Their policy makes sense only for padding votes especially in marginal constituencies.
Residents of the Greenvale Park housing project are waking up to the consequences of these tragic shortcomings of PNM’s flawed housing policy.
Greenvale Park was inconceivably constructed by the PNM between 2004-2009 on low lying flood plains in close proximity to three major rivers – the Guanapo River, the Caroni River and the Tumpuna River. No doubt the removal of vegetation and the likely encroachment on these nearby watercourses were major contributors to the recent flooding of this complex.
And the flooding will continue to get worse year after year as the effects of climate change, exacerbated by poor land use planning, begin to show up the hollowness of a bankrupt PNM housing policy.
Any Government with a modicum of common sense, knowledge of geology, hydrology, geography and climatology would have known better than to construct a major housing development on the banks of arguably the largest river in the country – the Caroni River. Any form four Geography student could have advised this government about doing otherwise, if they would only listen.
This would never happen in Singapore. In PNM’s haste to pad votes, appear concerned about the interest of citizens, and ensure they remain in office, they ignored potential threats to the citizens.
UNC Leader, Mrs Kamla Persad Bissessar, was very correct to call for the relocation of Greenvale Park residents. She understands the long term cost to the Treasury of continuing with the status quo. Minister Young in typical PNM uncaring fashion responded that relocating residents “cannot be entertained at this time”.
It was the same thing with Las Alturas where a PNM housing project was constructed on unstable soils. Fortunately, the building collapsed even before it was occupied.
An investigation by Geotech Associates between November and December 2010 attributed the damage to the unstable land under the buildings. Meanwhile over $90 million of taxpayer funds were wasted in this costly ill-conceived project.
In February this year, the HDC proposed constructing a “multi-use” housing development complex at Curepe on the site of the St. Augustine nurseries. Thus destroying valuable agricultural lands, depriving farmers of planting stock and at the same time, tactically relocating citizens to the strategic electoral constituency of St. Augustine.

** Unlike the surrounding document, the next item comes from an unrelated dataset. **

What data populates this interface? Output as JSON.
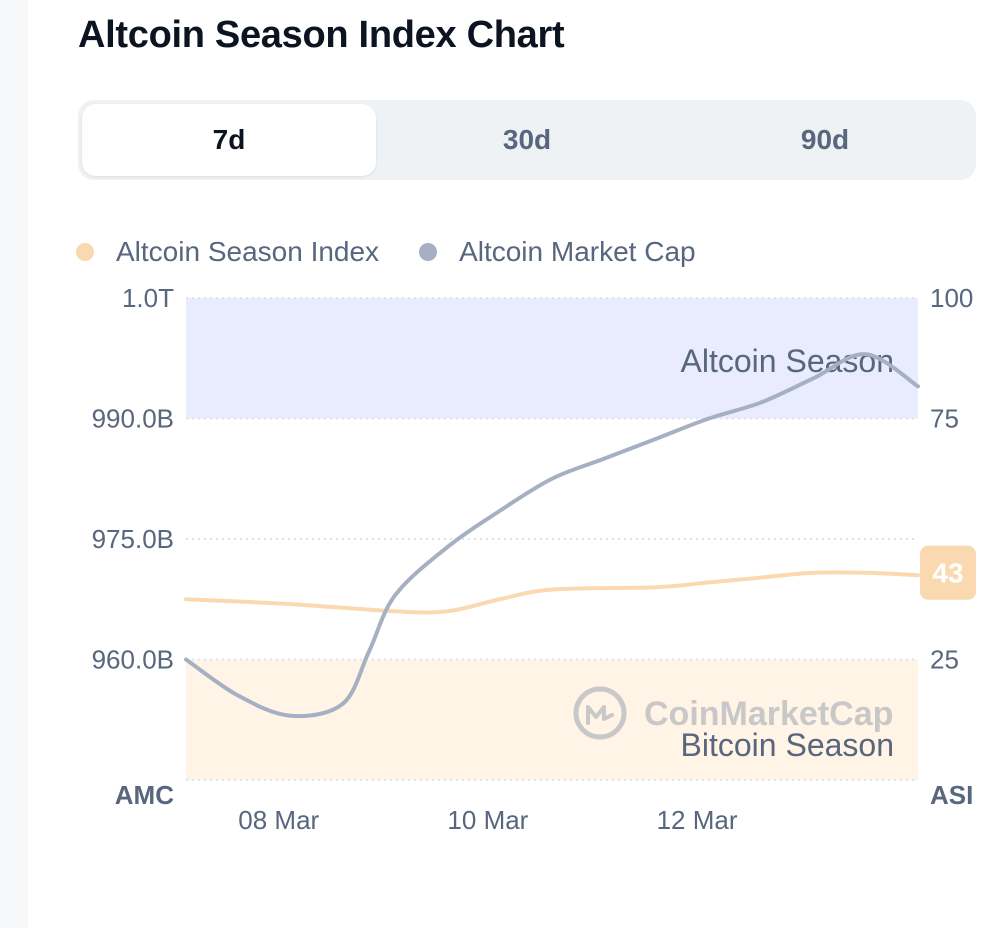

According to newspaper reports, during PNM’s tenure prior to demitting office in 2010, the Edinburgh Towers in Chaguanas went from $50 million to $150 million. The project was reportedly riddled with issues and remains an eyesore on the landscape.
Embacadere, Pleasantville, Maloney, Olera Heights and the present hurried housing project in Tarouba, visible on the northbound SH highway all are witness to the PNM government’s sole housing policy of winning elections by any means necessary.
The PNM is so shameless about their voter padding housing policy that the road, visible on the San Fernando Bypass in the vicinity of the Licensing Office is inappropriately called Balisier Avenue.
Maloney was constructed without concern for building a sustainable community. When constructed there were no playing fields, community centres, schools, or health centres. Children left to their own devices became susceptible to criminal activity. It took decades for Maloney to begin to thrive.
It is the same with Olera Heights in San Fernando where hundreds of citizens were placed without amenities in the PNM’s haste to voter pad.
PNM’s housing policy like most PNM governmental prescriptions appear ill conceived, concocted in haste, lacking in thought and strategic thinking and intolerably costly to the taxpayer.
Citizens would not mind paying more taxes if they were used efficiently and effectively but, like the wasteful Sandals scandal, the burdensome inter island ferry service, the expensively maintained and non performing vessels in the TT Ghost Guard and the $90 million dollar Brian Lara Stadium, we remain aghast at the incompetence, profligacy and stupidity of this Keith Rowley version of the PNM.